As the title says, I was interested in trying to play around with rank-hot encoding for ordinal data (sometimes also called thermometer encoding).
It’s like one-hot, but instead of a single 1 in the position associated with a particular ordinal rank, all rank indicators up to and below the observed rank are coded as 1’s, while all rank indicators above the observed rank are coded as 0’s.
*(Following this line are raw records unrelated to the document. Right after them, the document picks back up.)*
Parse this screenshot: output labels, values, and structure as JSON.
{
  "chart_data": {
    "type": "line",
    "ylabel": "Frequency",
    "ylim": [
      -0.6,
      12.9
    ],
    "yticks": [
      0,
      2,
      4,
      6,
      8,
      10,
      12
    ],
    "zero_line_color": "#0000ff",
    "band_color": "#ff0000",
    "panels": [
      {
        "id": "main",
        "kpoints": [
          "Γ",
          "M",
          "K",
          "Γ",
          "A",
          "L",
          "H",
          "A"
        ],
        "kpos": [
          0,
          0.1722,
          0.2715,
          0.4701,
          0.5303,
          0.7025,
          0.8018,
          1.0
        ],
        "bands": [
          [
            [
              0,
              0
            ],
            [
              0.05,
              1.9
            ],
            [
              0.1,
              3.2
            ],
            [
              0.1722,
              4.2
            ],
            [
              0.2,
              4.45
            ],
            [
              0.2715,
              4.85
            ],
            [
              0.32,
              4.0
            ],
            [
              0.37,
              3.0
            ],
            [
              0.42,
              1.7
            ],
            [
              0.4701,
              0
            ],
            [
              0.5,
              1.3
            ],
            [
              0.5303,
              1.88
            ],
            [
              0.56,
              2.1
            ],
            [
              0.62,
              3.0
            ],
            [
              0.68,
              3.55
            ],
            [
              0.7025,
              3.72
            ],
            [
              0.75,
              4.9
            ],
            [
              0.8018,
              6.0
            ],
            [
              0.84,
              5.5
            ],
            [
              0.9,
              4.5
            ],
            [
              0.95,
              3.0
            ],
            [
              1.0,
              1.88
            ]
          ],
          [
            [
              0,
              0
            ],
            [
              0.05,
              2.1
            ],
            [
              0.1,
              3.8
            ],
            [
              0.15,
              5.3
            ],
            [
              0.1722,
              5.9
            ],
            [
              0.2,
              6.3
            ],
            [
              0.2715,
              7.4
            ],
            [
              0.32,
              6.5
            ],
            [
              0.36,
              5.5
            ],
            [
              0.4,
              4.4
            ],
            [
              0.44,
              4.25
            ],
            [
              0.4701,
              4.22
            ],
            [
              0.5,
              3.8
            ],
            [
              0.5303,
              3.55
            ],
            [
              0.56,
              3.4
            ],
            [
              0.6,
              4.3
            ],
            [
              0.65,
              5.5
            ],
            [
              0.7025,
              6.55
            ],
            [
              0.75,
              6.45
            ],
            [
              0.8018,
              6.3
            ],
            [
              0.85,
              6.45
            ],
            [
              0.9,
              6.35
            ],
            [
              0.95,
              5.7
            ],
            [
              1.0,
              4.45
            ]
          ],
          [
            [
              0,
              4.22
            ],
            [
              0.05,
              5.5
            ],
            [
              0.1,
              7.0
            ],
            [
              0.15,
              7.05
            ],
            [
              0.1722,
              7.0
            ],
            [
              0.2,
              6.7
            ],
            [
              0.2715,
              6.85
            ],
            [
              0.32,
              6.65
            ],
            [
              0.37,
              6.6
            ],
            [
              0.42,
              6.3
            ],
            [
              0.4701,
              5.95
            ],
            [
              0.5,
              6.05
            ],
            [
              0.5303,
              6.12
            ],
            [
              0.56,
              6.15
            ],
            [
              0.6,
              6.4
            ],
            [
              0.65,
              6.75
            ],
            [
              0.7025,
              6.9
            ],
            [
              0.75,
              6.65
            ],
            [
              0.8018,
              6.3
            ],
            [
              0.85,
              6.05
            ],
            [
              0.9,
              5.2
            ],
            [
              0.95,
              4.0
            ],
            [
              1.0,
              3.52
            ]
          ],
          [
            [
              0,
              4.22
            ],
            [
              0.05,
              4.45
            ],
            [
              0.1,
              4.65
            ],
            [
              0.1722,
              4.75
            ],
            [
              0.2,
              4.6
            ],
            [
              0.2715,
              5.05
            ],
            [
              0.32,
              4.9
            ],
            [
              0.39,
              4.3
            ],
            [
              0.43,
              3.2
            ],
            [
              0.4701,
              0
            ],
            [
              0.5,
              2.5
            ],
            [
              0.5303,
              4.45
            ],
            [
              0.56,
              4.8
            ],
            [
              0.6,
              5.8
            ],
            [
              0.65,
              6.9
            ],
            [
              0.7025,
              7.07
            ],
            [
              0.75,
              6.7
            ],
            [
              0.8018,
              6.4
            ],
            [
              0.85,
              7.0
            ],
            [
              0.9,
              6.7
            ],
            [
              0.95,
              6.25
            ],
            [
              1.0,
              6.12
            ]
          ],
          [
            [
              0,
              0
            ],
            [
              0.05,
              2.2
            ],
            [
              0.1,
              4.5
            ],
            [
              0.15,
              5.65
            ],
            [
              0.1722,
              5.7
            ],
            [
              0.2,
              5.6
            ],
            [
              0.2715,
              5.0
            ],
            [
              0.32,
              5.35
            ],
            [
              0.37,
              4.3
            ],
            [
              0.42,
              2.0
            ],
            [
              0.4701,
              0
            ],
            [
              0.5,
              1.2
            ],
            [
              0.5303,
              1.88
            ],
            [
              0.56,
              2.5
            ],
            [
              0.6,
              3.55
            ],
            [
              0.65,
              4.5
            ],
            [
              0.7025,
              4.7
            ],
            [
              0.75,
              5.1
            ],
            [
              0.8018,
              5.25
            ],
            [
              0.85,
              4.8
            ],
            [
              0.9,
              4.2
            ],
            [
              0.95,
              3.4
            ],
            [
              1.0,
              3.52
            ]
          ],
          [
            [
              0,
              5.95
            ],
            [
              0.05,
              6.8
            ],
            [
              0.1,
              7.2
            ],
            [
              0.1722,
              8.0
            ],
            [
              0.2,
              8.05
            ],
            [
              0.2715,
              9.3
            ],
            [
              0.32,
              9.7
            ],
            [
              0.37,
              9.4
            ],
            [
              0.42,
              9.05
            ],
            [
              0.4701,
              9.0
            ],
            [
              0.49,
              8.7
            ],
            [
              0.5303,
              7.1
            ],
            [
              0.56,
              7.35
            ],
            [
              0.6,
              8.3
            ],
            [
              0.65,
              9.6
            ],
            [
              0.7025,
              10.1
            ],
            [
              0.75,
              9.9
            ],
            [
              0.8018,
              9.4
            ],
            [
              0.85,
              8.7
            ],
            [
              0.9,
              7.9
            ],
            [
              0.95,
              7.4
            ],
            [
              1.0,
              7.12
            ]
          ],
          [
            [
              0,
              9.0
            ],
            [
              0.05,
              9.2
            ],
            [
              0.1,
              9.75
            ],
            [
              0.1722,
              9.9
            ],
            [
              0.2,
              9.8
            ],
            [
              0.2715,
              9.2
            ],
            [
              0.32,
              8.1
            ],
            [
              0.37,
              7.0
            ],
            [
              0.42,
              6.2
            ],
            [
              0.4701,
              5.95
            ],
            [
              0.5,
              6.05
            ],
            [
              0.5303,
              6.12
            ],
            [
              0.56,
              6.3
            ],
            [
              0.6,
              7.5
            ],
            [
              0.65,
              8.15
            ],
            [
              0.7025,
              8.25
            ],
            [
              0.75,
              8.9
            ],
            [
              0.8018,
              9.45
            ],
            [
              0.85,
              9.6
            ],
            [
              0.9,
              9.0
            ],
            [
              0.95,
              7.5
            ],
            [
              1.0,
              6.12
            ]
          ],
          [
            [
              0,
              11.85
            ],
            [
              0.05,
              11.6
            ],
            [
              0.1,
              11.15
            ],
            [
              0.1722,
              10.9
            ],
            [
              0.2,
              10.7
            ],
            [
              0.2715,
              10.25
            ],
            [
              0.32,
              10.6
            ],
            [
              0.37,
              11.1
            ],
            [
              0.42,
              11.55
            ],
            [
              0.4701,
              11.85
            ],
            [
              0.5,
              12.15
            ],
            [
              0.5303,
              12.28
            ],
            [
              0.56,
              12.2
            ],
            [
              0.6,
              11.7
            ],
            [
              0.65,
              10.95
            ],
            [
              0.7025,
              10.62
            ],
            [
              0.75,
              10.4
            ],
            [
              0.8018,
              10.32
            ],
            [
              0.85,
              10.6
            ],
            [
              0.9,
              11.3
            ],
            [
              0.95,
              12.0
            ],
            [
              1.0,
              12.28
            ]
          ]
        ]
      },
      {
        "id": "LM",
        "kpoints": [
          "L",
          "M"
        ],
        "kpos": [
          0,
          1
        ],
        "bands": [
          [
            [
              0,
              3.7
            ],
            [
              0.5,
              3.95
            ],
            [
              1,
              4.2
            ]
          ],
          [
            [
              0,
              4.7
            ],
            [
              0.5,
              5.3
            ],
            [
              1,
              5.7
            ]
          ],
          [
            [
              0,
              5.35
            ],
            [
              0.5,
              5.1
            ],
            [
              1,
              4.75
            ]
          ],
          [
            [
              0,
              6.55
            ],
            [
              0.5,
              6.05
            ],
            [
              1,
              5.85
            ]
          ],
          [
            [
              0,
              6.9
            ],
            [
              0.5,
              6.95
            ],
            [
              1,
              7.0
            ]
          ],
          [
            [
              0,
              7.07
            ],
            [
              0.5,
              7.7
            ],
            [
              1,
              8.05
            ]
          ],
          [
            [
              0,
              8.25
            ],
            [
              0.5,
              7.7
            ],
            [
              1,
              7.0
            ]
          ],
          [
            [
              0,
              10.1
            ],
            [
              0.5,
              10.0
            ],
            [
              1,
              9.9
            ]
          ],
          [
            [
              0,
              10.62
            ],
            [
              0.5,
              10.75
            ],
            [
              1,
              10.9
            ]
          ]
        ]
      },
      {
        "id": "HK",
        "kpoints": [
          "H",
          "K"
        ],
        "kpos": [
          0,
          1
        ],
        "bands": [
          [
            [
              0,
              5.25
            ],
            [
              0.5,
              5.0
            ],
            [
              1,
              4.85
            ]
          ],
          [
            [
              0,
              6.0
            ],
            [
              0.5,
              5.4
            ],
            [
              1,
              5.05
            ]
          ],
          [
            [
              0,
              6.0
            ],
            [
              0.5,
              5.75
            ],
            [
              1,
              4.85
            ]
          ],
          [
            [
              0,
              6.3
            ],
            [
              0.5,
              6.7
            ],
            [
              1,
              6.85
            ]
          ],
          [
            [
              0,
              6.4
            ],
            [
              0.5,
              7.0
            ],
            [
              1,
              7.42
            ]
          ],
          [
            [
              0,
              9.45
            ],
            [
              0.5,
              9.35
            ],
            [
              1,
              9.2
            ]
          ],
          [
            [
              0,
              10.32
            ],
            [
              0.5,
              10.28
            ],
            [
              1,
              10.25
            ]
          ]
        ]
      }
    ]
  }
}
To give an example, the vector
[1, 3, 2, 5]
should lead to the matrix (assuming observations are row-wise):
1 0 0 0 0
1 1 1 0 0
1 1 0 0 0
1 1 1 1 1
I took a stab at making a function that uses CategoricalArrays; it works, but I thought I’d post and see if anyone has suggestions for a better approach.
using CategoricalArrays
v = ["Group A", "Group A", "Group B", "Group C", "Group C", "Group D"]
cv = categorical(v) # Convert string array to categorical array
function rankhot(x)
# Get number of levels of ordinal variable
max_level = maximum(levelcode.(x))
# Number of ordinal observations in vector x
n = length(x)
# Create an N x L matrix (observations x number of levels)
# to store results
y = Matrix{Float64}(undef, n, max_level)
for i in 1:max_level
for j in 1:n
# Check that the current level number is less than or
# equal to the level number of the current observation
# If it is, assign 1, else 0
y[j, i] = (i <= levelcode(x[j])) ? 1. : 0.
end
end
return y
end
rankhot(cv)
This works fine, but I was curious if anyone had suggestions for improvements - for example, something that uses (and outputs) a DataFrame (which I am planning to try and use more in the future), maybe a simpler function (map or comprehensions?).
Frankly, I had initially planned to take one of the one-hot encoding implementations out there and adapt it, but I admit I found following most of their code a bit difficult to understand (though I admit I didn’t spend a huge amount of time trying). Maybe later.